If this sounds like a familiar dilemma to you, then the One Planet Cocoon could be what you’ve been looking for.

I was immediately attracted to its small size: once in the stuff sack it doesn’t take up a lot of space, and the compression straps tightened it up even more. Yet when you lie it flat it looks surprisingly lush and warm.

A regular Cocoon is only 640g, yet it is packed with 800+ goose down, which provides excellent lofting ability.

I was lucky enough to trial this on a couple of summer trips, and had two nights under the stars (always a good test of a bag). One, on the top of the Paparoa Range, and one on the rock slabs at Adams Col on the Garden of Eden. There was only one problem – on both nights I was very warm and comfortable and had a perfect night’s sleep, thus missing out on the stars wheeling overhead!

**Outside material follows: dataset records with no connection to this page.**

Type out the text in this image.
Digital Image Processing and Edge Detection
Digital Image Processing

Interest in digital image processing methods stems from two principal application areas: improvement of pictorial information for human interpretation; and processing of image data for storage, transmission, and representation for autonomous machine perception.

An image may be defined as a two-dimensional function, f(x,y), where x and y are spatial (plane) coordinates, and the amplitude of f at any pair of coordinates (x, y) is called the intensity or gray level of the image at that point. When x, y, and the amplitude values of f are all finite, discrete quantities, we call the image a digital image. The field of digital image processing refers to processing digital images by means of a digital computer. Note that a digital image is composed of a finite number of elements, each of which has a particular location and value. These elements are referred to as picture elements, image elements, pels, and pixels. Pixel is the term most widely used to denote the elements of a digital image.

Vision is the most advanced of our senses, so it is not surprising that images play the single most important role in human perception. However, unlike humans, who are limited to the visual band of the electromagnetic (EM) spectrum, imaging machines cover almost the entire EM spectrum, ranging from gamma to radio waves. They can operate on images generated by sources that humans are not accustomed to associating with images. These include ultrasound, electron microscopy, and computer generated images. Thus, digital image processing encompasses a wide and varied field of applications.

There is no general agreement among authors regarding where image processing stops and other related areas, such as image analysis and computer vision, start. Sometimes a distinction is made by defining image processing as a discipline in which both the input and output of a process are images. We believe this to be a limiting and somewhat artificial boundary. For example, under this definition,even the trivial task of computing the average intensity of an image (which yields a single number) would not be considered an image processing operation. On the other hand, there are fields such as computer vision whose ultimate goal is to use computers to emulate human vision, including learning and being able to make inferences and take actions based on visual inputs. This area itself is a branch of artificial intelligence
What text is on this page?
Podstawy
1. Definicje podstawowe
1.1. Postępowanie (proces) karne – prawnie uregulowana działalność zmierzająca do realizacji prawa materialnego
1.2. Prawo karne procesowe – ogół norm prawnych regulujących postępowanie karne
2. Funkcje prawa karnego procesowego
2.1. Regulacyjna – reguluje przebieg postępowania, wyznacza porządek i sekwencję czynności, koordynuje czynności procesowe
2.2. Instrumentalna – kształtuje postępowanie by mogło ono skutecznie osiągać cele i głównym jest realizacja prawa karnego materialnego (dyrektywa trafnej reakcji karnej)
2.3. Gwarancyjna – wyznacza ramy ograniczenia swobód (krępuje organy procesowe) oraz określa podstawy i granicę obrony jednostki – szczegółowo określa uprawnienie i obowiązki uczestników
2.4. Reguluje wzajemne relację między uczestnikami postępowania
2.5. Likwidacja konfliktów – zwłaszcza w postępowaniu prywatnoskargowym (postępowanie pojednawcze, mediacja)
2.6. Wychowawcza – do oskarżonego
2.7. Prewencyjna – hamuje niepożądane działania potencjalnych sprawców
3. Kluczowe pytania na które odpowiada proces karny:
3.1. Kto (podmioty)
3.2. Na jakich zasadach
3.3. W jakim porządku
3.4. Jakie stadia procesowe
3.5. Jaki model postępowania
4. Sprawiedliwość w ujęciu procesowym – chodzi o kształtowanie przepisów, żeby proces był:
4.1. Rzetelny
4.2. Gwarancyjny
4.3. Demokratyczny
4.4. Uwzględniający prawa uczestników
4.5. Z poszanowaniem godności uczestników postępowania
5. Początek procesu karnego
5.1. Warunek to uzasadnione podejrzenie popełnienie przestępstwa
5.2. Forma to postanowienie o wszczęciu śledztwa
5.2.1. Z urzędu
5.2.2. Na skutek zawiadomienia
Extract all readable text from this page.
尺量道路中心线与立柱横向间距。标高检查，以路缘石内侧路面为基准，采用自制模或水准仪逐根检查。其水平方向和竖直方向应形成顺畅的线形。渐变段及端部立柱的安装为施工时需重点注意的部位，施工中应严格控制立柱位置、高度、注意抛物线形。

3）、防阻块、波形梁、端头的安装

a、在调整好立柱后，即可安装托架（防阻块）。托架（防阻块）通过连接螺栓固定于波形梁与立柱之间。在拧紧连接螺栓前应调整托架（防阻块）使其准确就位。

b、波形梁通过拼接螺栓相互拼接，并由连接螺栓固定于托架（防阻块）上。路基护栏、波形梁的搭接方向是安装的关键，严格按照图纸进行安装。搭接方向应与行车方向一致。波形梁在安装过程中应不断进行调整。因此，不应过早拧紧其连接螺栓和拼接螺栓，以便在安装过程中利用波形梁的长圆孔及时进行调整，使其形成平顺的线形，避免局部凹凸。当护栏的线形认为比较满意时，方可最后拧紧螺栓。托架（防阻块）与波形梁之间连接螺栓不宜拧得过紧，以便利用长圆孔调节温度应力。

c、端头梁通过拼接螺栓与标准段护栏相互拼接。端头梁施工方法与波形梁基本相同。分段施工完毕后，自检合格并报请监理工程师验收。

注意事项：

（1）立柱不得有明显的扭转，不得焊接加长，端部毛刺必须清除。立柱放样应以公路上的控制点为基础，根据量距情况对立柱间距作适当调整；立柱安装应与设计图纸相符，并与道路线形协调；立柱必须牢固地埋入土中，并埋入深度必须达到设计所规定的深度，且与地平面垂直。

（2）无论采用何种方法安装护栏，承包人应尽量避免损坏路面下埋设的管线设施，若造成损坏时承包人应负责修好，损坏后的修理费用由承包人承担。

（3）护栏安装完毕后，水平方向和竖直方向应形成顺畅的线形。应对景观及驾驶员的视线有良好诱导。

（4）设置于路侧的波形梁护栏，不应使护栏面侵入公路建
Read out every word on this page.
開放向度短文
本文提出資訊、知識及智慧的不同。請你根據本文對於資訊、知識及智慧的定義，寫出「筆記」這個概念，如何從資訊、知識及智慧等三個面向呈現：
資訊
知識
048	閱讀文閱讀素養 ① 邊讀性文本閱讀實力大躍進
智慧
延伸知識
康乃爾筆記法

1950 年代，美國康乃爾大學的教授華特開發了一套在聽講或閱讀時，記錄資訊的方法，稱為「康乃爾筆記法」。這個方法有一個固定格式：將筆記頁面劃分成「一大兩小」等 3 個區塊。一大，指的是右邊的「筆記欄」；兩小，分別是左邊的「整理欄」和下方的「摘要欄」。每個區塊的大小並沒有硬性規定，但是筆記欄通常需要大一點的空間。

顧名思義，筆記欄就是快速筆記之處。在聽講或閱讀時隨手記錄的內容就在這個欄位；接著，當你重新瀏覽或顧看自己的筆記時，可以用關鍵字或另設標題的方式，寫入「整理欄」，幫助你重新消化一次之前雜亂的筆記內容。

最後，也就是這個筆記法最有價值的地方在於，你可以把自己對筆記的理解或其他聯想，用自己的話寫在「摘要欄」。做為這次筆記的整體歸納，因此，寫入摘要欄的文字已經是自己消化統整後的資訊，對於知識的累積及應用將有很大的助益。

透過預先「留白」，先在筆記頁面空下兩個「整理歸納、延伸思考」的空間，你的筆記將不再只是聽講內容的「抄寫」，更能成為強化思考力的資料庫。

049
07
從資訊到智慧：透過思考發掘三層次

I also camped on the snow of the Lambert Glacier (with a light freeze) and used the bag to warm up again after a cold day in the rain. In both cases the sleeping bag was excellent in challenging conditions. The zip is only half length, leaving a snug space for the legs and feet. The hood can be tightly cinched around you as well if the temperature drops.

The Cocoon is still a summer bag. If you are a cold sleeper, then it probably wouldn’t be sufficient for the use I put it to. Likewise, in winter I would use a bigger sleeping bag. But as someone who regularly uses small sleeping bags, the Cocoon would make an excellent investment. I didn’t want to give it back.